No, LSPs return the name/metadata of a concrete type. Dependent typing means that the return type of any given function in your (static) program can depend on a runtime value, e.g. user input... In well-defined ways ofc.
- jesse__ 3 days ago
  
  So, you're saying it's outside the scope of an LSP to return information about a dependent type because it's .. not a concrete type? That sounds wrong.
  I can make literally any language support dependent types that have struct, enum, switch, and assert. You make a boxed type (tagged union, algebraic datatype, variant, discriminated union, fucking, whatever), and just assert whenever you pack/unpack it on function entry/exit. I do this all the time.

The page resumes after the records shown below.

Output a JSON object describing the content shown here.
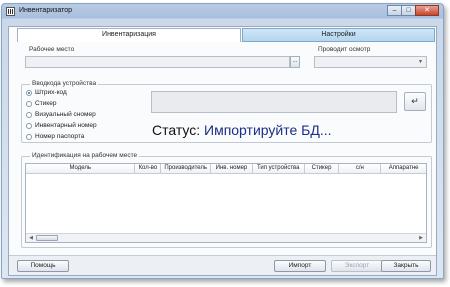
{
  "window": {
    "title": "Инвентаризатор"
  },
  "tabs": [
    {
      "label": "Инвентаризация"
    },
    {
      "label": "Настройки"
    }
  ],
  "workplace": {
    "label": "Рабочее место",
    "value": "",
    "browse_label": "..."
  },
  "auditor": {
    "label": "Проводит осмотр",
    "value": ""
  },
  "input_group": {
    "title": "Вводкода устройства",
    "options": [
      "Штрих-код",
      "Стикер",
      "Визуальный сномер",
      "Инвентарный номер",
      "Номер паспорта"
    ],
    "selected": "Штрих-код"
  },
  "barcode": {
    "value": ""
  },
  "enter_icon": "return-arrow-icon",
  "status": {
    "caption": "Статус:",
    "value": "Импортируйте БД..."
  },
  "identification": {
    "title": "Идентификация на рабочем месте",
    "columns": [
      "Модель",
      "Кол-во",
      "Производитель",
      "Инв. номер",
      "Тип устройства",
      "Стикер",
      "с/н",
      "Аппаратне"
    ],
    "rows": []
  },
  "buttons": {
    "help": "Помощь",
    "import": "Импорт",
    "export": "Экспорт",
    "close": "Закрыть"
  },
  "colors": {
    "status_value": "#1c2e86",
    "active_tab_inactive_bg": "#b4d6ef"
  }
}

  In plain English, my quip boils down to 'why do we tolerate network requests in our syntax highlighters, when we don't tolerate them in our compiler frontends?'
  - wredcoll 3 days ago
    
    Because in this world my vim editor gets to benefit from the money and time microsoft spent building a typescript syntax highlighter.
    If I waited for one that spoke the c abi so someone could load it via dll instead of http, well, I'd still be waiting.
IceDane 2 days ago

This is easily the stupidest thing I've read on HN in quite a while, and your continued arrogance in the rest of the thread doesn't help. Quite an achievement for a site so full of people who have a direct line from their ass to the comment section. Congratulations!